Type I 5-phosphatase Das Double-Nickase-Plasmid (h) besteht aus einem aufeinander abgestimmten Plasmidpaar, das für die hochspezifische Bearbeitung des INPP5A-Lokus in human-Zelllinien entwickelt wurde. Jedes Plasmid exprimiert eine Cas9-D10A-Nickase und eine spezifische sgRNA, die auf entgegengesetzte DNA-Stränge innerhalb von INPP5A abzielt. Wenn sie auf benachbarte Stellen auf entgegengesetzten DNA-Strängen gerichtet sind, erzeugen die beiden Nickasen versetzte Einzelstrang-Schnitte, die zusammen einen versetzten Doppelstrangbruch erzeugen, was eine koordinierte On-Target-Aktivität beider Guides erfordert. Der resultierende DNA-Bruch wird durch endogene zelluläre Reparaturwege behoben, meist durch nicht-homologe Endverknüpfung (NHEJ), was zu Insertionen oder Deletionen führt, die die INPP5A-Funktion stören. Durch die Notwendigkeit einer doppelten sgRNA-Bindung am Zielort erhöht der Doppel-Nick-Ansatz die Spezifität der Bearbeitung und bietet eine komplementäre CRISPR-Strategie für Anwendungen, bei denen eine zusätzliche Kontrolle über die Zielgenauigkeit gewünscht ist.

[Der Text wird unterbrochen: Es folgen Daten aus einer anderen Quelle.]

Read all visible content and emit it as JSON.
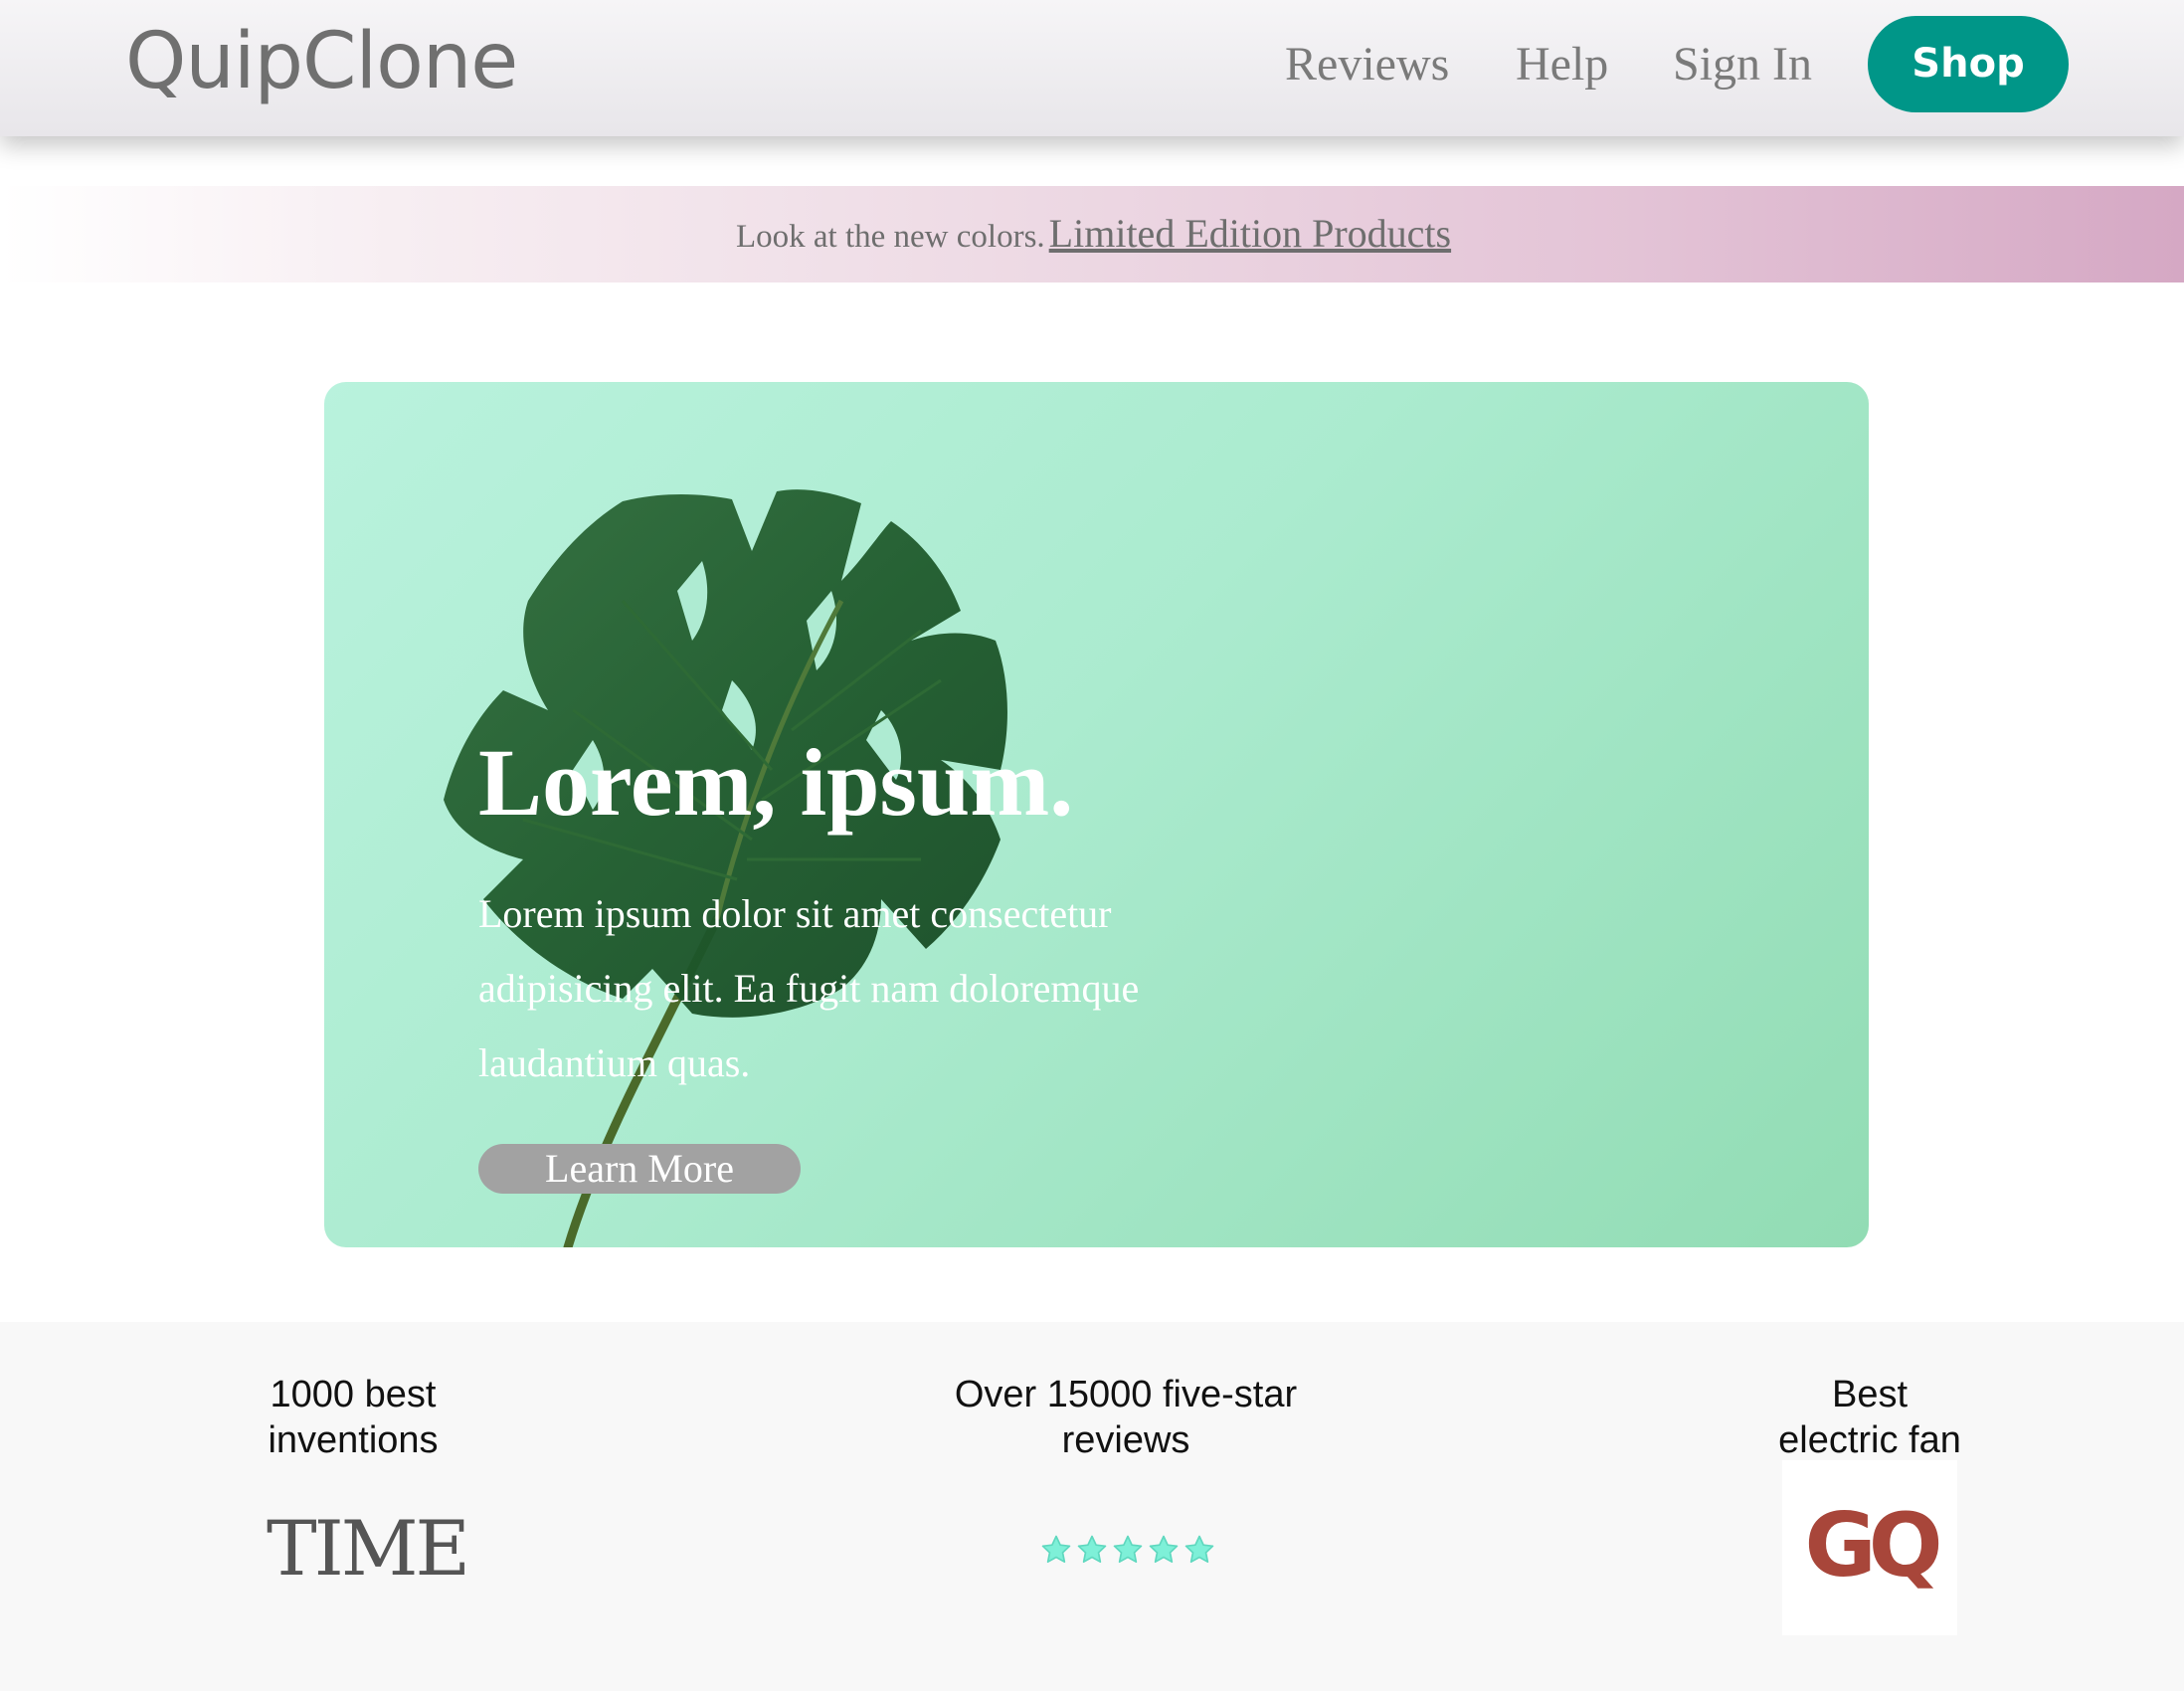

Um eine effiziente Identifizierung editierter Zellen zu unterstützen, kodiert ein Plasmid GFP zur fluoreszierenden Visualisierung transfizierter Populationen, während das Begleitplasmid ein Puromycin-Resistenzgen für die Antibiotika-Selektion trägt. Zusammen unterstützen diese Merkmale eine effiziente Anreicherung co-transfizierter Populationen und vereinfachen die Validierung von Klonen mit INPP5A-Störung.
Nur für Forschungszwecke. Nicht für diagnostische oder therapeutische Zwecke bestimmt.